Benvenuti e grazie per la vostra pazienza. Mi rallegra incontrarvi oggi, alla vigilia della sesta edizione del Concerto con i poveri. L’intuizione felice del Papa Francesco si sta trasformando in una bella tradizione, che si inserisce nel contesto della preparazione al Santo Natale, nel quale celebriamo il Signore Gesù Cristo che si fa vicino e povero per noi (cf. 2 Cor 8,9).

Il mistero dell’Incarnazione del Verbo divino è la rivelazione dell’amore che Dio Padre ha per ciascuno di noi. Come scriveva il Papa Benedetto XVI nella sua prima Enciclica, pubblicata proprio il giorno di Natale, «questa azione di Dio acquista ora la sua forma drammatica nel fatto che, in Gesù Cristo, Dio stesso insegue la “pecora smarrita”, l’umanità sofferente e perduta». [1] Dio che si fa bambino, che si affida alle cure di genitori umani, che si offre per ciascuno di noi, è l’Icona dell’amore divino che viene a salvarci.

Quanto è bello poter dire con il cuore e la mente: Dio è carità, è amore! (cf. 1 Gv 4,16). Guardando a Lui possiamo imparare ad amare come Lui ci ha amati; possiamo scoprire che il comandamento dell’amore risponde alle nostre esigenze più autentiche, perché è quando amiamo che realizziamo veramente il nostro essere.

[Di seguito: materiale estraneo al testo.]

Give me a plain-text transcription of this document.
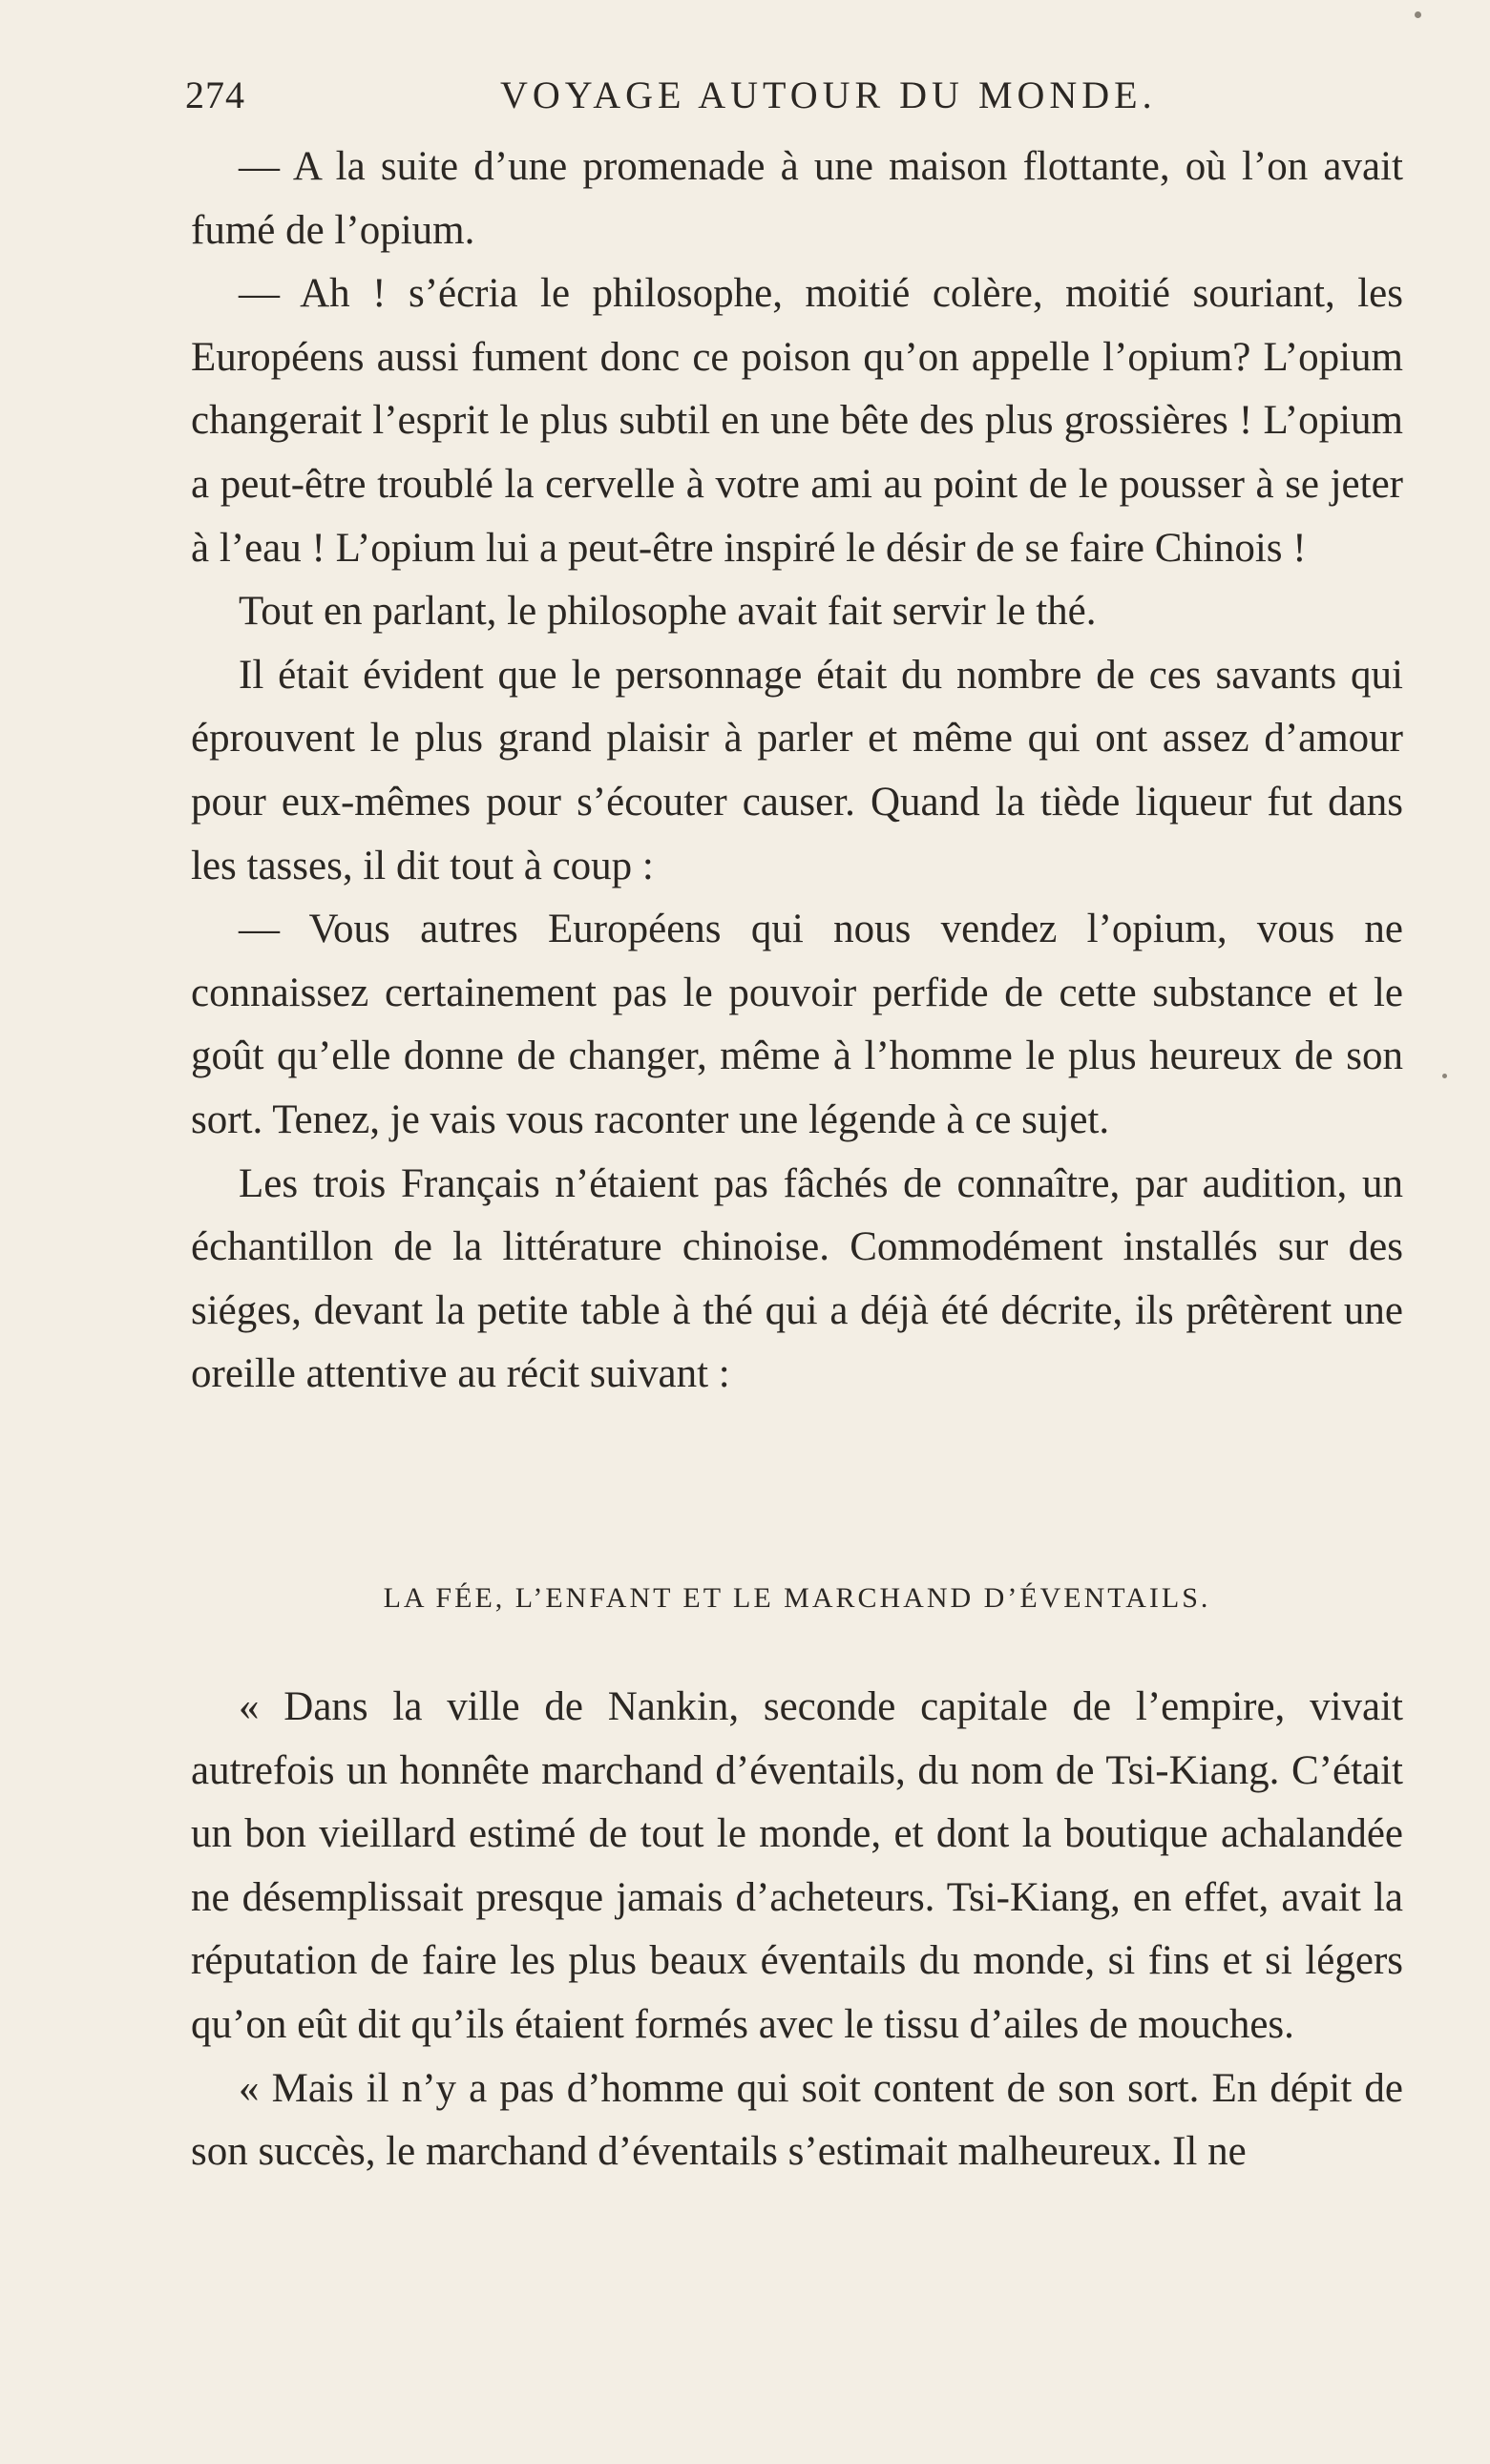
274	VOYAGE AUTOUR DU MONDE.

— A la suite d’une promenade à une maison flottante, où l’on avait fumé de l’opium.

— Ah ! s’écria le philosophe, moitié colère, moitié souriant, les Européens aussi fument donc ce poison qu’on appelle l’opium? L’opium changerait l’esprit le plus subtil en une bête des plus grossières ! L’opium a peut-être troublé la cervelle à votre ami au point de le pousser à se jeter à l’eau ! L’opium lui a peut-être inspiré le désir de se faire Chinois !

Tout en parlant, le philosophe avait fait servir le thé.

Il était évident que le personnage était du nombre de ces savants qui éprouvent le plus grand plaisir à parler et même qui ont assez d’amour pour eux-mêmes pour s’écouter causer. Quand la tiède liqueur fut dans les tasses, il dit tout à coup :

— Vous autres Européens qui nous vendez l’opium, vous ne connaissez certainement pas le pouvoir perfide de cette substance et le goût qu’elle donne de changer, même à l’homme le plus heureux de son sort. Tenez, je vais vous raconter une légende à ce sujet.

Les trois Français n’étaient pas fâchés de connaître, par audition, un échantillon de la littérature chinoise. Commodément installés sur des siéges, devant la petite table à thé qui a déjà été décrite, ils prêtèrent une oreille attentive au récit suivant :

LA FÉE, L’ENFANT ET LE MARCHAND D’ÉVENTAILS.

« Dans la ville de Nankin, seconde capitale de l’empire, vivait autrefois un honnête marchand d’éventails, du nom de Tsi-Kiang. C’était un bon vieillard estimé de tout le monde, et dont la boutique achalandée ne désemplissait presque jamais d’acheteurs. Tsi-Kiang, en effet, avait la réputation de faire les plus beaux éventails du monde, si fins et si légers qu’on eût dit qu’ils étaient formés avec le tissu d’ailes de mouches.

« Mais il n’y a pas d’homme qui soit content de son sort. En dépit de son succès, le marchand d’éventails s’estimait malheureux. Il ne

Il Concerto con i poveri, dunque, non è solamente un’esibizione di bravi artisti o una semplice mostra musicale, per quanto bella, né un momento di solidarietà per tranquillizzare la nostra coscienza di fronte alle ingiustizie della società. Vorrei che, partecipando a questo incontro, ricordassimo le parole del Signore: «Tutto ciò che avete fatto a uno di questi miei fratelli più piccoli, l’avete fatto a me» (Mt 25,40). È così! Se amiamo concretamente chi ha fame e sete, chi non ha vestiti, il malato, lo straniero, il carcerato, stiamo amando il Signore. Questo è Vangelo: «Non siamo nell’orizzonte della beneficenza, ma in quello della Rivelazione: il contatto con chi non ha potere né grandezza è un cammino immediato di incontro con il Signore della storia. Nei poveri Egli ha ancora qualcosa da dirci» (Esort. ap. Dilexi te, 5). Ci ricorda che la dignità degli uomini e delle donne non si misura da ciò che possiedono: non siamo i nostri beni né le nostre cose, ma figli amati da Dio; e quell stesso amore deve essere la misura del nostro agire verso il prossimo. Per questo, nel nostro Concerto i fratelli e le sorelle più fragili occupano i primi posti.

La musica ha sempre avuto un ruolo importante nell’esperienza cristiana. Nella liturgia, in particolare, il canto non è mai una “colonna sonora”, un semplice accompagnamento, ma è destinato a elevare l’anima per condurla il più vicino possibile al mistero che si celebra. [2] Sant’Agostino, parlando proprio del canto nella preghiera, scriveva nel suo Commento ai Salmi: «Devi cantargli, ma non in modo stonato. Non vuole che i suoi orecchi siano offesi. Cantate con arte, fratelli». [3] Quanto contano nella musica la cura, l’impegno, l’arte e, infine, l’armonia che ne deriva: è veramente un dono prezioso che Dio ha fatto a tutta l’umanità.

Permettetemi, dunque, fratelli e sorelle, una battuta: domani, per favore, cantate bene! Cantate e suonate con arte e, soprattutto, con il cuore, perché davvero la musica può rappresentare una forma di amore, una via pulchritudinis che conduce a Dio, dato che «la bellezza è un dono suo per tutti gli esseri umani, uniti dalla stessa dignità e chiamati alla fraternità». [4]

Infine, è mio desiderio ringraziare tutti coloro che si stanno adoperando per la buona realizzazione del Concerto, in particolare il Cardinale Vicario Baldo Reina, Mons. Marco Frisina, insieme al Coro della Diocesi di Roma, l’Orchestra e la Fondazione Nova Opera, l’attrice Serena Autieri, Michael Bublé e la sua Band, e ciascuno degli artisti, senza dimenticare tutti i collaboratori, che con il loro generoso sostegno rendono possibile l’evento.

Nel darvi la mia benedizione, vi affido alla materna intercessione di Maria Santissima Immacolata, porta dell’Avvento e donna della speranza, e invoco per tutti voi la protezione di Santa Cecilia, patrona dei musicisti.

Che il Signore continui a benedire il vostro impegno e quest’opera bellissima! Grazie!